Supersampling renders the image at a higher resolution and then down-samples to fit the screen you're viewing (in this case, a VR headset). It blurs the original high-res image a little, but you end up with a better visual result than if you simply rendered once - especially for edges and high-contrast blocks of colour butting up against dark backgrounds (or thereverse) where jaggies etc would be highly noticeable.
TorTorden - you're partly right. Supersampling an image
does result in 'more' information being displayed - even when downsampling aferwards, as seen in VR. A higher initial resolution image is rendered - it has intrinsically more pixels and thus contains more visual detail. When you downsample that image to the Rift/Vive resolution, the resulting pixels are fewer, yes, but each retains some of the characteristics of the original image - each pixel is blended from the source. Its not simply knocking lines of pixels out to drop the resolution (an early technique).
At higher rates of supersampling, (1.5x+) you quickly run out of additional detail to render (ED game assets are not that highly detailed), and the ever-smaller details captured by high resolutions would be lost in the down-sample - even though they're still contributing in some small way, you won't notice the added effect. hence many don't see much impact of SS past 1.6... ED's art assets and scenes don't contain much information that can be improved past that point - it just adds a bit of smoothing, is all.
Supersampling really helps in ED because Elite generates a lot of very high-contrast scenes. Like black backgrounds with white stars and bold uniform colours, harsh highlights etc. Its easier to see all the artifacts, especially at the Rift/Vive comparatively low resolution. Its of less use in moderately- to well - lit games with more visual detail ie many FPS games where there is more detail for your eyes to take in, and less opportunity for artifacts to be noticed.
The AA isn't poor exactly - its just ED is a very-close-to-the-extreme end-member scenario for rendering. Anti-aliasing was/is mostly intended to do the same job as brute-force supersampling, but pick the bits of the image that need it and discard the rest etc to save performance. SS and AA achieve amny of the same things, but are different techniques. But for SS or AA, ED's very high contrast scenes, fast movement of small-ish objects at distance, and those objects being lit brightly against dark backgrounds etc mean its a worst-case scenario for the renderer - Frontier obviously have some render code/shaders in there to try to help, which is why the in-game supersampling looks a bit different to the same setting used in HMD Quality, or any of the AA settings, which struggle even though they're very effective in other games).
You're absolutely right in that learning to 'sweep' your view across a scene really helps form a more 'solid' and believable image in your mind. In a way, you're viewing more 'pixels across a wider range of view and bringing in more detail - your own eyes do this by constantly moving (saccades). In VR, I find you do need to move your head around a bit
The trade-off is the extra graphics horsepower needed to do the supersampling (in a short enough time to keep the VR frame rate as high as possible).

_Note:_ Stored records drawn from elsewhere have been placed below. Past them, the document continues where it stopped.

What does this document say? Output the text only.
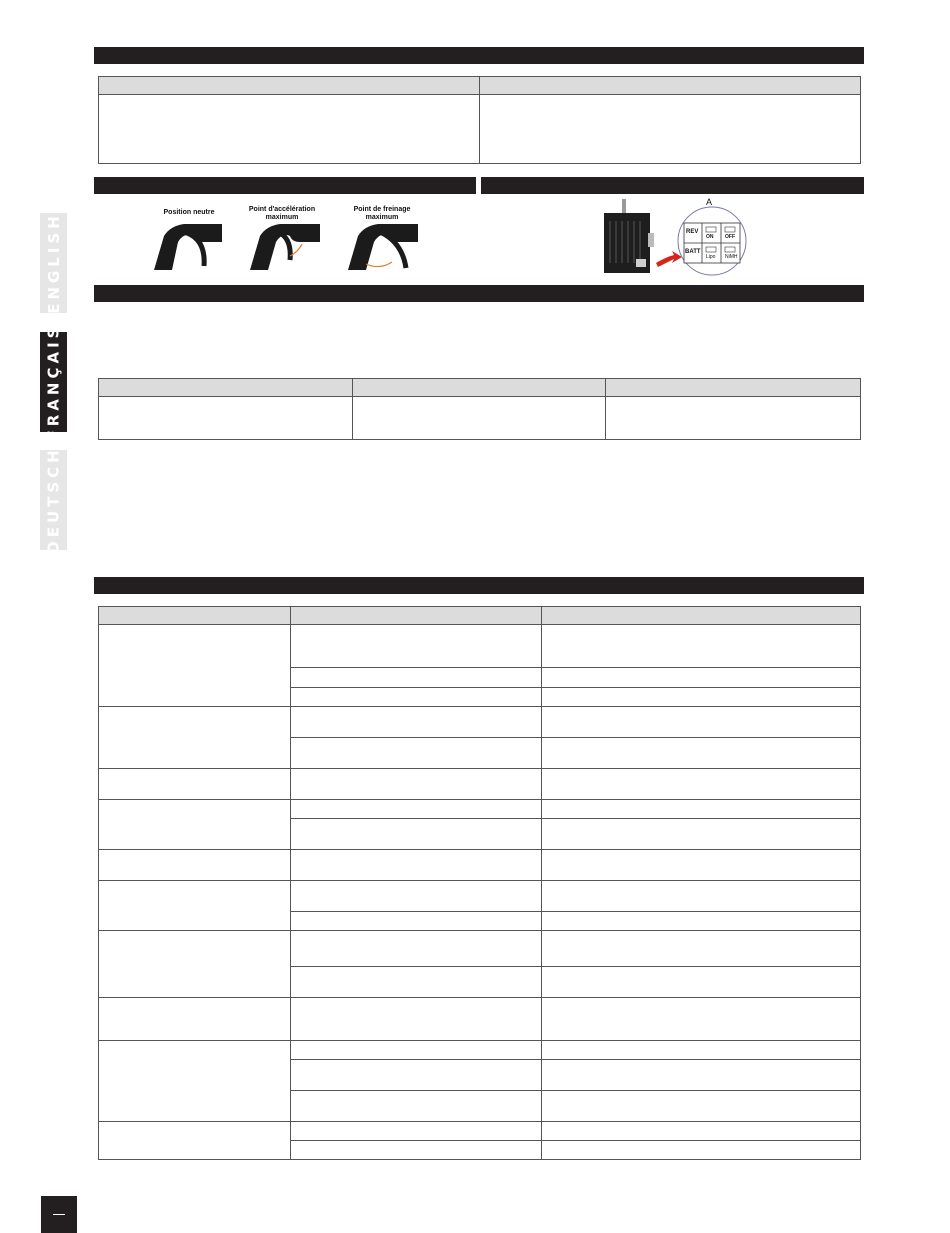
ENGLISH
FRANÇAIS
DEUTSCH

Position neutre	Point d'accélération
maximum
Point de freinage
maximum
A
REV
BATT
ON OFF
Lipo NiMH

The HMD-Quality setting and the in-game ED Supersampling setting achieve similar output through different pathways. In my opinion, the HMD setting is superior, and costs less performance. The Debug Tool/HMD setting are the same thing - a low-level supersampling pass that has no additional shader or code to get in the way/slow things down etc.
Edit: Whoops sorry for the essay... oh well that's lunchtime gone!